Three steps, in order, no agent required to start:

**1. Pick an agent.** Cursor for in-editor refactors and PR-sized work. Claude Code for repo-wide tasks, migrations, anything multi-file. Both are real, both are good, pick by shape of work, not by loyalty.

**2. Write the context file.** Start with one. `CLAUDE.md` if you use Claude Code, `.cursorrules` if you use Cursor, `AGENTS.md` if you live in the long tail. Don't write all three on day one. Write the one your current agent reads, and let the next session's first run tell you what it didn't understand.

**3. Make the agent tell you what it guessed.** A useful first prompt: "Read `CLAUDE.md`. Then list every convention in this codebase you would have invented yourself if the file didn't exist. For each one, point to the line that documents it." Anything it lists that isn't in the file is a gap. Fill the gap. The file grows by one section per week, and after a month the agent stops guessing.

## What OTF ships with every kit

The OTF kits are the same component — same name, same props, same look — on web, iOS, and Android, from one codebase. ~200 components, design tokens that flip a theme across all three, copy-paste CLI or `npm install`. $99 per kit, $149 for the bundle. SaaS Dashboard ships full-stack — auth, billing, DB, payments wired. Fitness is one codebase for iOS, Android, and web. Booking does what it says on the tin.

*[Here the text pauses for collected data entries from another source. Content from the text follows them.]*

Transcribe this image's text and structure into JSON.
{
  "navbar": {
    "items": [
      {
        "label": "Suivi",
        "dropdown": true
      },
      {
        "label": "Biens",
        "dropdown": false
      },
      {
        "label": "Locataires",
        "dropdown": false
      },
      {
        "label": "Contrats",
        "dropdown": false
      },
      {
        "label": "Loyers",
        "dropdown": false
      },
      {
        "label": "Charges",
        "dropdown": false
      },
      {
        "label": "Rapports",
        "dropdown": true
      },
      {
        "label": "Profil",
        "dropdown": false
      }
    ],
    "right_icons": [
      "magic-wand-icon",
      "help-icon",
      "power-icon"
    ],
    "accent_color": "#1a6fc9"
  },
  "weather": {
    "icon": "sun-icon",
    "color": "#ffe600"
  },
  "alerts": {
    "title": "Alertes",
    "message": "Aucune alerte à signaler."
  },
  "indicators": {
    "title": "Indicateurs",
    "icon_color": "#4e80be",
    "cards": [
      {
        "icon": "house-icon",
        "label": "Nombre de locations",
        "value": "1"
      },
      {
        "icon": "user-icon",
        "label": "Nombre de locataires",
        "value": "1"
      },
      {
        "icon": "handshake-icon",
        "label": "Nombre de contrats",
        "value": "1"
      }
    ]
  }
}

Every kit ships with all three context files, populated and tested against the latest model versions. `CLAUDE.md` covers the kit's stack and conventions. `.cursorrules` mirrors it. `AGENTS.md` is generated from the same source. Plus a `ai/prompts/` directory with 20+ tested prompts — "add a new table", "wire a new billing tier", "add a new page to the dashboard", "add a new mobile screen" — that have been run against the actual kit, not hallucinated against a sample.

The reasoning is simple: a kit is most useful when an agent can extend it without asking you 40 questions. A kit is most fragile when every developer who touches it makes the same architectural decisions from scratch, badly, in different files.

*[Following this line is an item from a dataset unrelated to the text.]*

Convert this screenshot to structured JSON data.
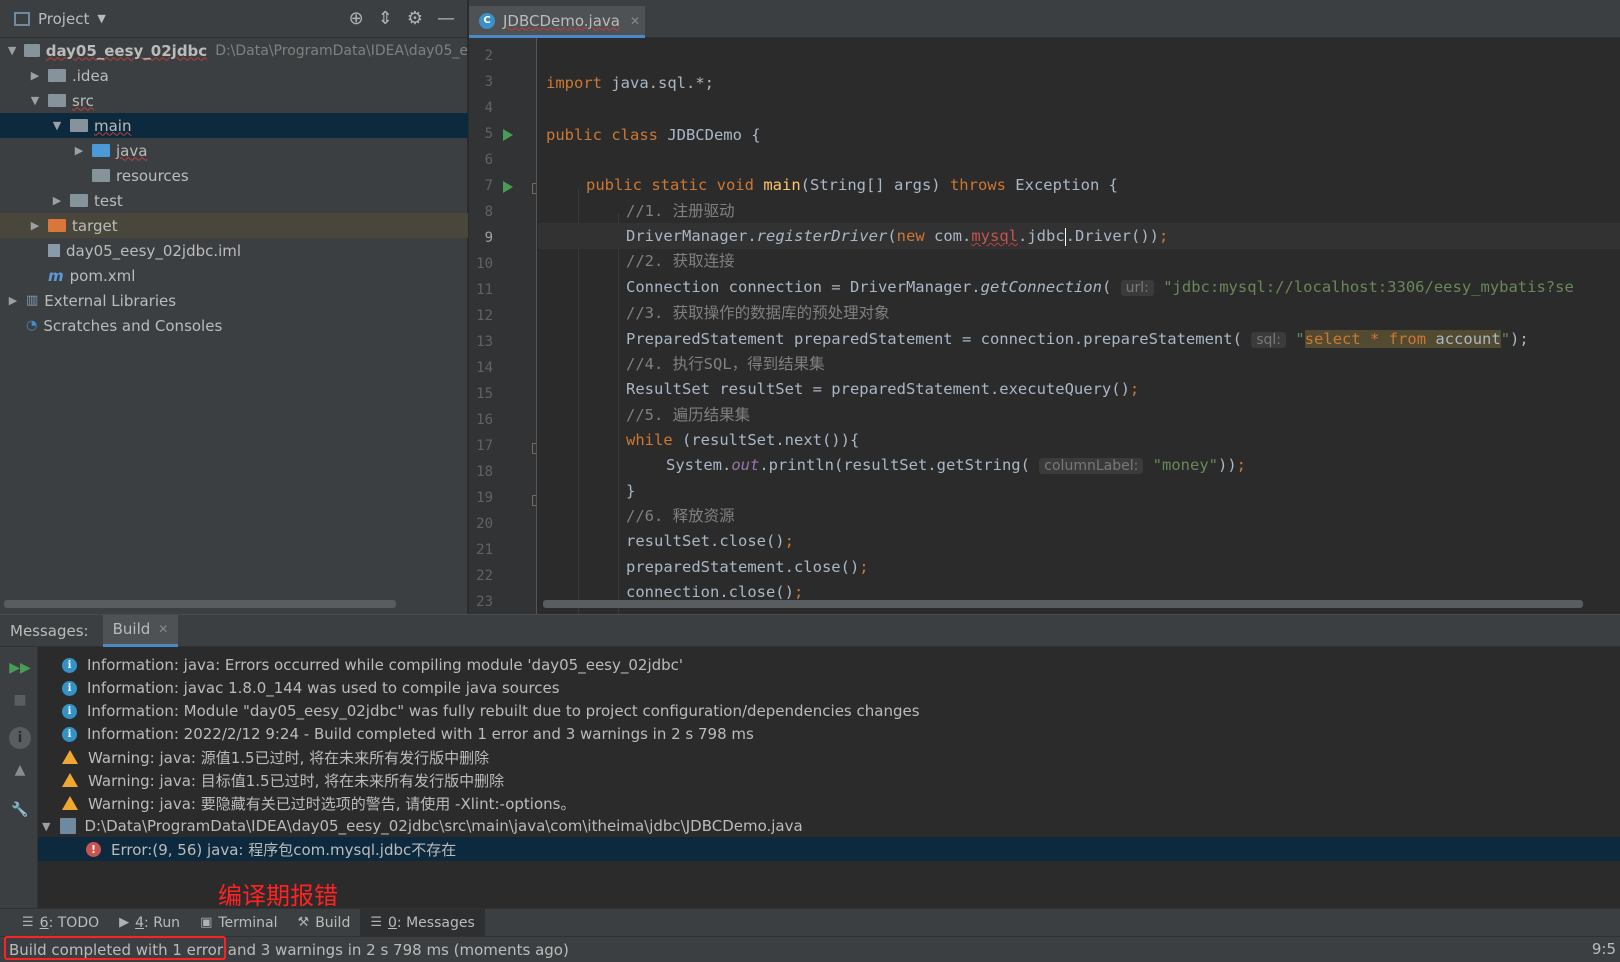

When you run `pnpm otf:check` (one of the scripts every kit ships), it walks the design checklist — 24 items — and fails the build if anything's off. The same script wires into a pre-commit hook, so an agent's PR doesn't reach a human reviewer until the structure holds. A human catches what a checklist can't. A checklist catches what a vibe-coding session won't.

## What this gets you

The win isn't a faster agent. The win is an agent that doesn't drift. A refactor PR that doesn't rename every variant. A new page that uses the same Button as every other page, on the same breakpoints, with the same focus ring, on web and mobile, from the same component. A new developer — or a new agent session — opens the repo on a Monday morning, reads one file, and starts writing code that fits.

The sandbox tools will keep shipping prototypes. The file-system agents will keep getting better. The repos that survive the handoff are the ones where the engineering decisions are written down somewhere the model can find them. That somewhere is three files at the root, and the discipline to keep them honest.

That's the part that doesn't change when the model does.